My Ah Ha ! moment was at any particular time for any point of interest in the view, the height of th point if its on the floor (and most things are) would be relative to its distance away from the camera. I vaguely remembered seeing gun scopes with gradients which showed range. Wikipedia is great - Stadiametric rangefinding.
"By using a reticle with marks of a known angular spacing, the principle of similar triangles can be used to find either the distance to objects of known size or the size of objects at a known distance. In either case, the known parameter is used, in conjunction with the angular measurement, to derive the length of the other side."
Strangely finding objects with know size would be difficult, although I would be interested in this augmenting my data later. Distance is unknown, but I think MoMo has a lot of constants which someone running out in a battlefield would not.
So now to measure the details !
With a tape measure and some pens on the floor, I got the following 320 X 240 picture.
Trig ! It can be useful. Here we are solving the the distance to the pen if we know the distance the camera is from the ground and the angle of the pen in the field of view. The angle will be related to the number of pixels in the image.

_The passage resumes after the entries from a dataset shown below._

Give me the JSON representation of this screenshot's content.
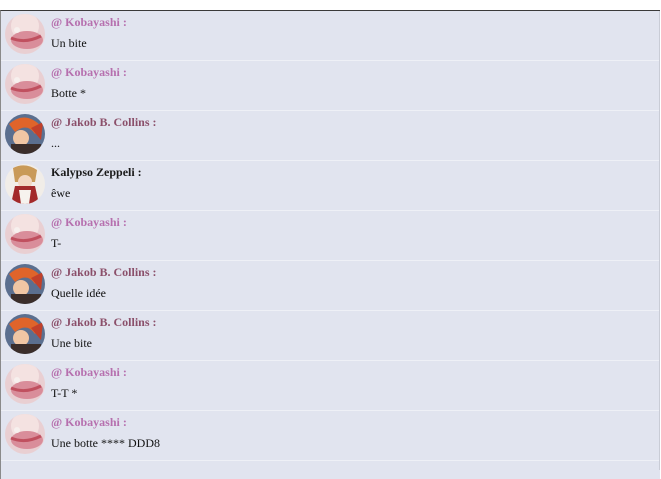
{
  "colors": {
    "kobayashi": "#b66fae",
    "jakob": "#8b4f6a",
    "kalypso": "#1a1a1a",
    "background": "#e1e4ef"
  },
  "messages": [
    {
      "author": "@ Kobayashi :",
      "text": "Un bite",
      "avatar": "kobayashi-avatar"
    },
    {
      "author": "@ Kobayashi :",
      "text": "Botte *",
      "avatar": "kobayashi-avatar"
    },
    {
      "author": "@ Jakob B. Collins :",
      "text": "...",
      "avatar": "jakob-avatar"
    },
    {
      "author": "Kalypso Zeppeli :",
      "text": "êwe",
      "avatar": "kalypso-avatar"
    },
    {
      "author": "@ Kobayashi :",
      "text": "T-",
      "avatar": "kobayashi-avatar"
    },
    {
      "author": "@ Jakob B. Collins :",
      "text": "Quelle idée",
      "avatar": "jakob-avatar"
    },
    {
      "author": "@ Jakob B. Collins :",
      "text": "Une bite",
      "avatar": "jakob-avatar"
    },
    {
      "author": "@ Kobayashi :",
      "text": "T-T *",
      "avatar": "kobayashi-avatar"
    },
    {
      "author": "@ Kobayashi :",
      "text": "Une botte **** DDD8",
      "avatar": "kobayashi-avatar"
    }
  ]
}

This pixels per degree is a constant for the camera. I looked at the specs of my webcam and it did not come with that information, but I will derive it from the first image.
Lets get crackin !
Solving right triangle: a,b0,c0
a = 17" constant
b0 = 24"
c0 = 29.4"
cos A0 = 24/29.4
A0 = 35.3 degrees
B0 = 54.7 degrees
C = 90 degrees
Solving right triangle: a,b1,c1
a = 17" constant
b1 = 36"
c1 = 39.8"
A1: = 25.3 degrees
B1: = 64.7 degrees
C = 90 degrees
56 pixels = 64.7 - 54.7 = 10 degrees or 5.6 pixels per degree at 320 X 240 image size
Formula to derive distance based on pixel count from bottom of screen on flat surface.
b = distance
b = tan(54.7 + # of pixels / 5.6) * 17
To Test lets say I find something at 104 pixels from the bottom of the image.
B3 = 54.7 + 104/5.6 = 73.3 degrees
tan (73.3) = b / 17
b = 3.3 x 17 = ~57 inches
This technique is useful for calculating distances for points of interest ON THE FLOOR ! Anything point off the floor would be incorrect. Since it would be higher in the field of view in the image, it would "appear" farther away than it actually was.
Now that wasn't so painful was it ?
Let's see what fun we can have with it !
OpenCV has a function called HoughLines2. This function is an implementation of a Hough Transform. An interesting algorithm which will find lines in an image by a voting process. The best documentation I have found for this function has been here. The Hough transform input image needs to be gray scaled and filtered first in order for any usable output data. One possible filter is a Canny edge filter. Another pre-filter for the Hough Transform is an Adaptive Threshold filter.
Hough Lines Overlaying Original Video Feed
Hough Lines Overlaying Original Video Feed
Hough lines is good for finding lines. From the function you can get an convenient array of lines. However, I have now come to the realization that I do not need this. Unfortunately, it has not picked up all of the lines in the picture. The box in the foreground is missing the vertical edge and the base molding of the wall is (temporarily) missing a line too. It will take some playing around with.
How many things are in this picture?
Possibly 3? A trashcan, a picture, and some sort of tool box? Answers would vary even between people. Then there's the objects which are so obvious to people they are not even counted. For example, the floor, the wall could be considered objects. Also questions could arise, is the baseboard an object or is it part of the wall? Do the contents of the toolbox consist of different objects or are they part of the toolbox. Is the picture of the flower a different object than the frame? All of these are subjective questions. With navigation, the floor becomes very important. All objects which intersect the floor would be relevant.
Back to the Floor
It would be very advantageous to find and store the perimeter of the floor. With the ability to map while navigating opens up a whole new range of possibilities. It would allow us the ability to create destinations. Destinations could be areas which allow the robot to recharge, or find a beer and return it to the robots master. So lets get started with the very basics of mapping. Within man made interior spaces there is a tendency to make 90 degree edges, there are brilliant exceptions - but we won't digress now.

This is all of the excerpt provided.